I do the search multiple (thousands) times and calculate total time spent, so the timer is called only 2 times. I search across the same array, but for the different number each time. So the array should be completely within L1 cache. It's also important to use the result of the search otherwise the compiler simply omits the code.
I use clock_gettime() which takes on order of 1us. Timestamp counter (which is faster) is not available for me because every CPU core has its own counter and they show different values, so Linux refuses to use it. First core is 600 ms ahead of other cores. How in 2025 we cannot make a boring counter amazes me. Or, maybe this is intentional to prevent using cheaper consumer hardware for professional purposes.
Here are some numbers:
Array size 8, 200 000 iterations, time ns/seach: linear 8 ns, linear no-branch <1 ns (I wonder if it is an error), binary 11 ns, binary no-branch 7 ns.
Array size 128, 100 000 iterations, time: linear 34 ns, linear no-branch 22 ns, binary 35 ns, binary no-branch 16 ns.
As you can see, the branches is what ruins the performance here. Every time the CPU mis-predicts a branch, it wastes several cycles.

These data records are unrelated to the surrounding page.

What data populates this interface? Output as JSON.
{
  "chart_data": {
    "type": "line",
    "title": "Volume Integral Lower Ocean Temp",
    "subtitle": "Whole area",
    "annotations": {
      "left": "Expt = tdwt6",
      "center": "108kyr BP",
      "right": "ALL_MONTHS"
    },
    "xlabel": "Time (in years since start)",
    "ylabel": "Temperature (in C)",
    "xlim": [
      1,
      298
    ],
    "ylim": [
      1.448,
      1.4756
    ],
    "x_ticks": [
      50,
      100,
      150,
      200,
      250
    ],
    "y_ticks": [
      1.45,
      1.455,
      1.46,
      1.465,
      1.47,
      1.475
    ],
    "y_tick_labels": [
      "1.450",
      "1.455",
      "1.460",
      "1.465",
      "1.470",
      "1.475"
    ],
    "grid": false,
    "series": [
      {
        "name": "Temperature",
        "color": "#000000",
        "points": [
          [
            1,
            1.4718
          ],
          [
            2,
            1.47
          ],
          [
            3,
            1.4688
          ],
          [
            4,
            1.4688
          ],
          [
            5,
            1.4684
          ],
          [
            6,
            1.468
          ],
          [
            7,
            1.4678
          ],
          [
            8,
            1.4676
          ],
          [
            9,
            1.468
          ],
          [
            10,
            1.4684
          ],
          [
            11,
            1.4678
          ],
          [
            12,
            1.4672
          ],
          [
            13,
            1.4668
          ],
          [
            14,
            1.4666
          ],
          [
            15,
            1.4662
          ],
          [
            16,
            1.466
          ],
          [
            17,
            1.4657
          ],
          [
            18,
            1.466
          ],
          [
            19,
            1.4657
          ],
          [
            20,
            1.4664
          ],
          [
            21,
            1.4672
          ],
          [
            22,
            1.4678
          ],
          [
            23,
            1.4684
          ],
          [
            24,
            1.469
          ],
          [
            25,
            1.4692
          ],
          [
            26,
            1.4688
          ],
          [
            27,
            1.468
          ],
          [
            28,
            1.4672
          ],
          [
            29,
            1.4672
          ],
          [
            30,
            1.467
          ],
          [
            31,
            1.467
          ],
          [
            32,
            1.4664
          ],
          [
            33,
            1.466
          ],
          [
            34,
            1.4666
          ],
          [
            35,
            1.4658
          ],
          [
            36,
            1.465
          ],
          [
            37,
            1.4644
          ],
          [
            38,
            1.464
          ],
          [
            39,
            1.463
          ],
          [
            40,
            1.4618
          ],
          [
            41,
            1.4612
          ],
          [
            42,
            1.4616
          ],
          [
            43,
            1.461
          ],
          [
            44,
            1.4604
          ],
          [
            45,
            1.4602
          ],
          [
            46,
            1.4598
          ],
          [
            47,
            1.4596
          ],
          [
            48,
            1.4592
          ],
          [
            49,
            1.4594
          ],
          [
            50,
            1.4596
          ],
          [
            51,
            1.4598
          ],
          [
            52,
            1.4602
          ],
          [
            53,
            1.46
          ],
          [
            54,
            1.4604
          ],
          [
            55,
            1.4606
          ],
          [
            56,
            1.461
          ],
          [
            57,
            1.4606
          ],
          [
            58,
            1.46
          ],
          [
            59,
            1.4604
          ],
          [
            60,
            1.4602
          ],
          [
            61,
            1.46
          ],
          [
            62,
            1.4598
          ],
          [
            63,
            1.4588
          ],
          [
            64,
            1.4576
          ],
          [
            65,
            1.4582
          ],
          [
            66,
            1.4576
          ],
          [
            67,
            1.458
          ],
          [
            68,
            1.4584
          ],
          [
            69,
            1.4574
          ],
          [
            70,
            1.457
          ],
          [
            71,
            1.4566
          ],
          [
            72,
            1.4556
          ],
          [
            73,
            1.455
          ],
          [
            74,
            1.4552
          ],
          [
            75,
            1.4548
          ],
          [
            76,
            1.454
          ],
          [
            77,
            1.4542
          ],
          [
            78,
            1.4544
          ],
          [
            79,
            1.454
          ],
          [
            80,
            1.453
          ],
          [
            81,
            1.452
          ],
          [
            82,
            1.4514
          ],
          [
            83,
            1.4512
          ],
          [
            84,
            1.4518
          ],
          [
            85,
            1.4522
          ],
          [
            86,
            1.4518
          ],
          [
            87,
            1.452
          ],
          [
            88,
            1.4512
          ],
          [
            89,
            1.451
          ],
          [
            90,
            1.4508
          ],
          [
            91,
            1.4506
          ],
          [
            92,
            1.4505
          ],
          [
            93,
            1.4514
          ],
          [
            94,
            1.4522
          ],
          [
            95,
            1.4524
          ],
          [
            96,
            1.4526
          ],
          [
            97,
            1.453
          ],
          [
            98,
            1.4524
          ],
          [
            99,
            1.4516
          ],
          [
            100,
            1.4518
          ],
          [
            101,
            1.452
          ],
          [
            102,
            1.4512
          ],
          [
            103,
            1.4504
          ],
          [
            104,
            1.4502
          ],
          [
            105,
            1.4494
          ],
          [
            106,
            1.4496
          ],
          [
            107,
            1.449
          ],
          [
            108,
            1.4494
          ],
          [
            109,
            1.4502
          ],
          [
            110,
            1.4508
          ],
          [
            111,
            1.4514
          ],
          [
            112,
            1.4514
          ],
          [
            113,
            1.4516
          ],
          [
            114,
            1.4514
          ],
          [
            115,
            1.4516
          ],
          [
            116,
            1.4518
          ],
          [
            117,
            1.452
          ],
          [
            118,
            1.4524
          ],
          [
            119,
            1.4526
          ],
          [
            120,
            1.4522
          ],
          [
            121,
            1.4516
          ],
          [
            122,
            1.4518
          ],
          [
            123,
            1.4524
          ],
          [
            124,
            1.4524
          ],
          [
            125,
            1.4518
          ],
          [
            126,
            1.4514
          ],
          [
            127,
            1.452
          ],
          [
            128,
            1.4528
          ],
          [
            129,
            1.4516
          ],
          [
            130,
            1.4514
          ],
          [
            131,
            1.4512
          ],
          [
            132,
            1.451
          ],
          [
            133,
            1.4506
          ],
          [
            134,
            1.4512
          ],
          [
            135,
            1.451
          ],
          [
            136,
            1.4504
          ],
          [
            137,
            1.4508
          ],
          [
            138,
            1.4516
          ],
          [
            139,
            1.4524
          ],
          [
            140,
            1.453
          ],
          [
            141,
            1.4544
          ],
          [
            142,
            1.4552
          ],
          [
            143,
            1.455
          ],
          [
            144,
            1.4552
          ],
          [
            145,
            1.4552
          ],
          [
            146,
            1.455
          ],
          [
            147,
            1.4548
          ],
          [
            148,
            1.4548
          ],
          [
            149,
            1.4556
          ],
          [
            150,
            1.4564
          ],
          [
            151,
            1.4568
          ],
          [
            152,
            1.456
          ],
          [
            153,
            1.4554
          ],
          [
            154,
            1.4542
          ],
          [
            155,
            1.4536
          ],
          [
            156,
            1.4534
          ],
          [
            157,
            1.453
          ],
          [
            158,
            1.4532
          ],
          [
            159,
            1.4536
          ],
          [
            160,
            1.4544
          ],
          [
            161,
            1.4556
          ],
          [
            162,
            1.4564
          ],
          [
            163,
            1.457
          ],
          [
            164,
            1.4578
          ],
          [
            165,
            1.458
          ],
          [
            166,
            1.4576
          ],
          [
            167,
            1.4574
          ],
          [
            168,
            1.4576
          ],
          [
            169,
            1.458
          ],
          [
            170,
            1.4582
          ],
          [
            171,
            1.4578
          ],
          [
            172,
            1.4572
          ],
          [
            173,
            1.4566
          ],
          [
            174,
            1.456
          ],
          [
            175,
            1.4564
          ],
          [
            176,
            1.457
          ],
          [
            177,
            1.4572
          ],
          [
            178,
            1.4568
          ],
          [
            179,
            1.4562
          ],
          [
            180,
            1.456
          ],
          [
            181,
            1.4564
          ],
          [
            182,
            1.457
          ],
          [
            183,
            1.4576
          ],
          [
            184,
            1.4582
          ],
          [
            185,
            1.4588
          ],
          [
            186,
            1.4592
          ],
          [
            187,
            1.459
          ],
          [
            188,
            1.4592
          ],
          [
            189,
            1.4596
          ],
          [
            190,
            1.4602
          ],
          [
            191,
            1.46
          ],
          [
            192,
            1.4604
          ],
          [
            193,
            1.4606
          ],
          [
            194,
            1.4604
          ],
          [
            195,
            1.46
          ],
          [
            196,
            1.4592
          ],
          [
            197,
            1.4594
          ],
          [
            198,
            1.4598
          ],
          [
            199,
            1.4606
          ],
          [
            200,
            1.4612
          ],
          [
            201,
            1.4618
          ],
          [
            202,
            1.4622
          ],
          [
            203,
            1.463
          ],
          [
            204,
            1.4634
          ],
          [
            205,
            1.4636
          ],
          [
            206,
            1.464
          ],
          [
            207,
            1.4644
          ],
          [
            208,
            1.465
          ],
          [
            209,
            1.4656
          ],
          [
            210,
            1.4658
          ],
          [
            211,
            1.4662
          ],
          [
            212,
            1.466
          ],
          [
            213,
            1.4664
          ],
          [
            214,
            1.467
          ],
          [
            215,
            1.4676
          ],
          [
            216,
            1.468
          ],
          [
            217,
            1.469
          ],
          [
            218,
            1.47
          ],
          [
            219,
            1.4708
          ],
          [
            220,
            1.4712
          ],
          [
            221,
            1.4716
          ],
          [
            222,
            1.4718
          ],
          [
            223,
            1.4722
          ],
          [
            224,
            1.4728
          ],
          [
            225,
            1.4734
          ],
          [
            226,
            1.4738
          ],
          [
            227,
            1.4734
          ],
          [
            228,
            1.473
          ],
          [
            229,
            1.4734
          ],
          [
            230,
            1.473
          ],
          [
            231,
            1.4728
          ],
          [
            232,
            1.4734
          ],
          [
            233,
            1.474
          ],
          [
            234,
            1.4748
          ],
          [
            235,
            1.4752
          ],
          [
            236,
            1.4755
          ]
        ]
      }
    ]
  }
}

Looking through disassembly on godbolt, the compiler inlined and vectorized the measurement loop for no-branch code, which might explain the numbers. The SIMD assembly is hard to read and I don't quite understand what it does: https://godbolt.org/z/dofKnT3W3
I'll be happy to read if you point me at any mistakes in my benchmark. If you want to compile the code, I used gcc with "-O3" and maybe with "-march=native".